In a design patent infringement case, 35 U.S.C. §289 authorizes the award of total profit from the article of manufacture bearing the patented design
Kumiko Ide | May 27, 2015
Apple Inc. v. Samsung Electronics Co., Ltd. et al.
May 18, 2015
Before: Prost, O’Malley and Chen. Opinion by Prost.
The CAFC affirmed the jury’s verdict on the design patent infringements and the validity of utility patent claims, and the damages awarded for these infringements appealed by Samsung. However, CAFC reversed the jury’s findings that the asserted trade dresses are protectable. Regarding the design patent infringement issue, Samsung proposed that functional aspects of the design patents should be “ignored” in their entirety in a design patent infringement analysis, the CAFC disagreed. Moreover, the CAFC found that the district court did not err by allowing jury to award damages based on Samsung’s entire profits on its infringing smartphones.
サムスン社は、控訴審において、意匠特許の機能的部分は意匠特許侵害の分析において無視されるべきであると主張した。CAFCは、機能的部分の装飾的な特徴は意匠特許によりカバーされるため、意匠特許侵害の分析において機能的部分を無視すべきというサムスン社の主張には同意しなかった。また、サムスン社は、意匠特許侵害の損害賠償は、侵害商品の全体としての利益（entire profit）に基づいて計算されるべきでないと主張したものの、特許法第289条は、意匠特許侵害の損害賠償を侵害商品の全体としての利益（entire profit）に基づいて計算することを可能としているため、CAFCはこの主張にも同意しなかった。
This is an appeal from a final judgment of the U.S. District court for the Northern District of California in favor of Apple. Samsung appealed the determination of the district court with regards to trade dress, design patent, and utility patent infringement, and the damage awards for each.
This case discussion focuses on the CAFC’s opinion on the design patent infringement.
Regarding the appeal on design patent infringement, Samsung raised the following issues in the context of the jury instructions and the sufficiency of evidence: functionality, actual deception, and comparison to prior art. Samsung also argued that the damages should not have been awarded based on Samsung’s entire profits on its infringing products.

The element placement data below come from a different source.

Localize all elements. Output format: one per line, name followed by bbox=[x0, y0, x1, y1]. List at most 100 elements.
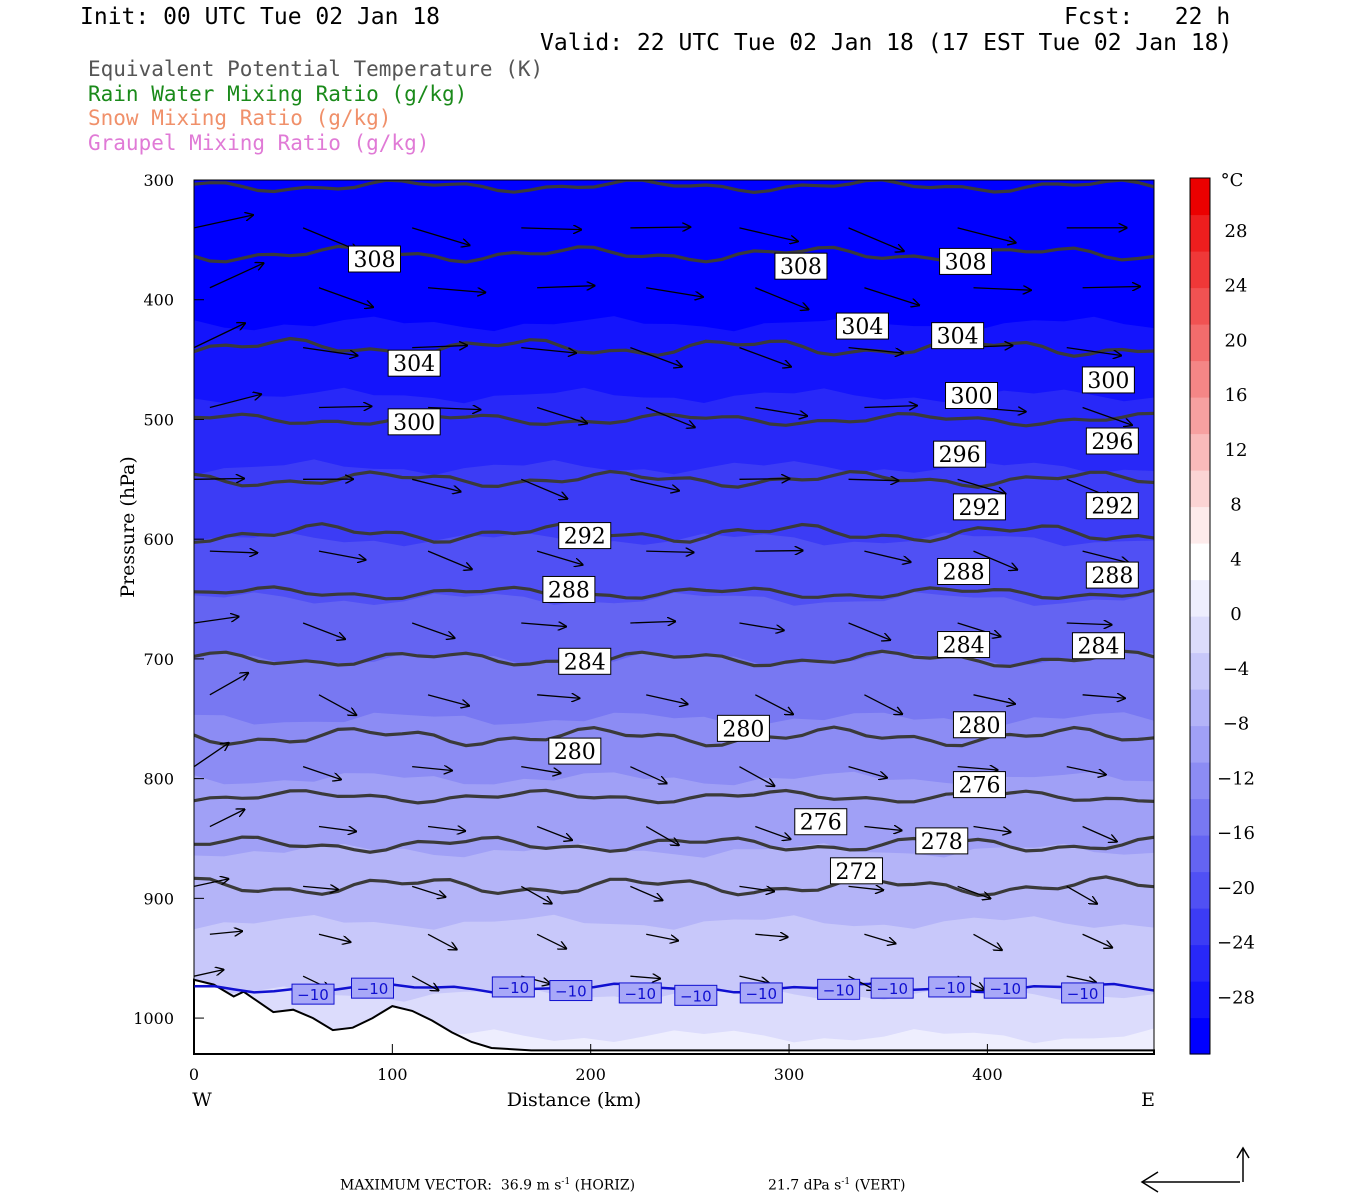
theta-e-label: 308 bbox=[347, 245, 401, 273]
wind-vector bbox=[957, 622, 1001, 637]
wind-vector bbox=[536, 406, 587, 423]
colorbar-swatch bbox=[1190, 543, 1210, 581]
theta-e-line bbox=[194, 469, 1154, 489]
legend-theta-e: Equivalent Potential Temperature (K) bbox=[88, 57, 544, 81]
wind-vector bbox=[536, 550, 583, 565]
wind-vector bbox=[848, 227, 904, 251]
theta-e-line bbox=[194, 180, 1154, 195]
wind-vector bbox=[755, 934, 787, 937]
svg-text:292: 292 bbox=[958, 496, 1000, 521]
wind-vector bbox=[646, 933, 678, 940]
theta-e-label: 288 bbox=[937, 558, 991, 586]
colorbar-swatch bbox=[1190, 251, 1210, 289]
svg-text:276: 276 bbox=[958, 774, 1000, 799]
theta-e-label: 300 bbox=[387, 408, 441, 436]
y-axis-label: Pressure (hPa) bbox=[117, 456, 139, 598]
west-label: W bbox=[192, 1089, 212, 1111]
svg-text:288: 288 bbox=[548, 578, 590, 603]
wind-vector bbox=[755, 406, 807, 416]
colorbar-label: −20 bbox=[1217, 878, 1255, 899]
temperature-label: −10 bbox=[739, 982, 783, 1004]
colorbar-swatch bbox=[1190, 214, 1210, 252]
wind-vector bbox=[302, 346, 357, 356]
temperature-label: −10 bbox=[817, 978, 861, 1000]
theta-e-contours bbox=[194, 180, 1154, 898]
temperature-fill bbox=[194, 180, 1154, 1054]
x-tick-label: 400 bbox=[972, 1065, 1003, 1084]
wind-vector bbox=[957, 767, 998, 770]
wind-vector bbox=[755, 694, 793, 715]
wind-vector bbox=[630, 976, 660, 978]
svg-text:304: 304 bbox=[841, 315, 883, 340]
theta-e-label: 308 bbox=[774, 252, 828, 280]
y-tick-label: 500 bbox=[143, 410, 174, 429]
svg-text:296: 296 bbox=[939, 443, 981, 468]
forecast-hour: Fcst: 22 h bbox=[1064, 4, 1231, 30]
colorbar-label: 28 bbox=[1225, 221, 1248, 242]
colorbar-swatch bbox=[1190, 433, 1210, 471]
wind-vector bbox=[755, 287, 808, 310]
y-tick-label: 1000 bbox=[133, 1009, 174, 1028]
wind-vector bbox=[302, 766, 341, 780]
theta-e-label: 296 bbox=[1085, 427, 1139, 455]
wind-vector bbox=[973, 933, 1002, 950]
theta-e-label: 276 bbox=[952, 771, 1006, 799]
theta-e-label: 276 bbox=[794, 808, 848, 836]
svg-text:300: 300 bbox=[393, 411, 435, 436]
wind-vector bbox=[1082, 286, 1140, 287]
theta-e-label: 300 bbox=[945, 382, 999, 410]
wind-vector bbox=[848, 622, 891, 640]
wind-vector bbox=[318, 550, 366, 560]
wind-vector bbox=[209, 931, 242, 934]
colorbar-swatch bbox=[1190, 944, 1210, 982]
theta-e-label: 284 bbox=[1071, 632, 1125, 660]
theta-e-line bbox=[194, 522, 1154, 544]
theta-e-label: 288 bbox=[542, 575, 596, 603]
svg-text:304: 304 bbox=[937, 325, 979, 350]
colorbar-swatch bbox=[1190, 798, 1210, 836]
wind-vector bbox=[521, 766, 560, 774]
svg-text:−10: −10 bbox=[745, 985, 777, 1003]
colorbar-label: −28 bbox=[1217, 987, 1255, 1008]
colorbar-unit: °C bbox=[1221, 170, 1244, 191]
plot-frame bbox=[193, 179, 1155, 1055]
legend-snow: Snow Mixing Ratio (g/kg) bbox=[88, 106, 392, 130]
colorbar-label: 20 bbox=[1225, 330, 1248, 351]
colorbar-swatch bbox=[1190, 287, 1210, 325]
wind-vector bbox=[739, 479, 789, 480]
wind-vector bbox=[957, 227, 1016, 243]
wind-vector bbox=[957, 885, 991, 898]
colorbar: 28 24 20 16 12 8 4 0 −4 −8 −12 −16 −20 −24 −28 °C bbox=[1189, 170, 1255, 1055]
svg-text:−10: −10 bbox=[555, 983, 587, 1001]
wind-vector bbox=[630, 621, 675, 623]
svg-text:288: 288 bbox=[943, 561, 985, 586]
theta-e-label: 278 bbox=[915, 827, 969, 855]
svg-text:304: 304 bbox=[393, 352, 435, 377]
svg-text:276: 276 bbox=[800, 811, 842, 836]
wind-vector bbox=[630, 885, 662, 900]
theta-e-label: 304 bbox=[931, 322, 985, 350]
svg-text:280: 280 bbox=[958, 714, 1000, 739]
theta-e-label: 292 bbox=[558, 522, 612, 550]
wind-vector bbox=[645, 406, 695, 427]
theta-e-line bbox=[194, 788, 1154, 805]
y-tick-label: 700 bbox=[143, 650, 174, 669]
max-vector-horiz: MAXIMUM VECTOR: 36.9 m s-1 (HORIZ) bbox=[340, 1177, 636, 1194]
svg-text:284: 284 bbox=[1077, 635, 1119, 660]
svg-text:300: 300 bbox=[951, 385, 993, 410]
svg-text:−10: −10 bbox=[823, 981, 855, 999]
colorbar-swatch bbox=[1190, 579, 1210, 617]
colorbar-label: −16 bbox=[1217, 823, 1255, 844]
svg-text:−10: −10 bbox=[876, 980, 908, 998]
wind-vector bbox=[864, 933, 895, 943]
wind-vector bbox=[411, 975, 438, 990]
wind-vector bbox=[1066, 766, 1106, 775]
wind-vector bbox=[755, 825, 790, 840]
colorbar-swatch bbox=[1190, 762, 1210, 800]
terrain-surface bbox=[193, 978, 1155, 1055]
theta-e-label: 304 bbox=[835, 312, 889, 340]
legend-graupel: Graupel Mixing Ratio (g/kg) bbox=[88, 131, 430, 155]
theta-e-label: 300 bbox=[1081, 366, 1135, 394]
wind-vector bbox=[1066, 885, 1097, 903]
theta-e-label: 288 bbox=[1085, 561, 1139, 589]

Samsung argued that the district court erred in failing to exclude the functional aspects of the design patents, contending the district court should have excluded elements that are “dictated by their functional purpose” or cover the “structural aspects of the article.” Samsung argued that such elements should be “ignored” in their entirety in a design patent infringement analysis. The CAFC disagreed, finding that no case law supports Samsung’s proposed rule of eliminating functional or structural aspects from the claim scope of a design patent in an infringement analysis.
Samsung argued in the alternative that the jury should have been instructed to compare the Samsung smartphones to the “overall ornamental appearance” of a patented design, instead of simply the “overall appearance” as instructed by the district court. The CAFC disagreed, and found the jury instructions already limited the scope of the asserted design patents to the ornamental design shown in the patent figures.
2. Actual Deception and Role of Prior Art
Samsung also argued that the infringement instruction was erroneous for stating that actual deception was not required, and for providing guidelines in considering prior art. The CAFC disagreed. With regards to the actual deception issue, the CAFC found that the jury instruction merely clarified that actual deception was not required, which is an accurate reflection of the analysis in Gorham. Gorham Co. v. White, 81 U.S. 511 (1872). The jury instruction also expressly required that each juror “must” consider the prior art admitted at trial, and thus, the CAFC found the jury instructions fairly and correctly covered the substance of the applicable law.
3. Supporting Evidence
The CAFC also found Samsung’s argument that the infringement verdict was not supported by substantial evidence unpersuasive, holding that the jury could have reasonably relied on the evidence in the record to reach its infringement verdict.
Finally, with regards to damages for the design patent infringement, Samsung argued that the district court erred by allowing jury to award damages based on Samsung’s entire profits on its infringing smartphones. Samsung argued that the damages should have been limited to the profit attributable to the infringement. Samsung also contended that Apple failed to establish that Samsung sales or profits were caused by infringement of Apple’s design patents, and also that consumers chose Samsung products based on other factors. The CAFC, however, rejected these “causation” arguments, stating that this line of argument is the same as the “apportionment” requirement that Congress rejected. The provisions in the Act of 1887 on design patent infringement damages, codified in Section 289 of Title 35 recites, an infringer “shall be liable to the owner to the extent of [the infringer’s] total profit.” 35 U.S.C. §289. Therefore, Section 289 explicitly authorizes the award of total profit from the article of manufacture bearing the patented design. For the foregoing reasons, the CAFC found that there was no legal error in the jury instruction on the design patent damages, and affirmed the damages awarded for design patent infringements.
- Functional and structural aspects are not to be “ignored” in their entirety from the claim scope in a design patent infringement analysis.
- Under 35 U.S.C. §289, damage awards can be based on the total profit from the sales of a product embodying the patented design.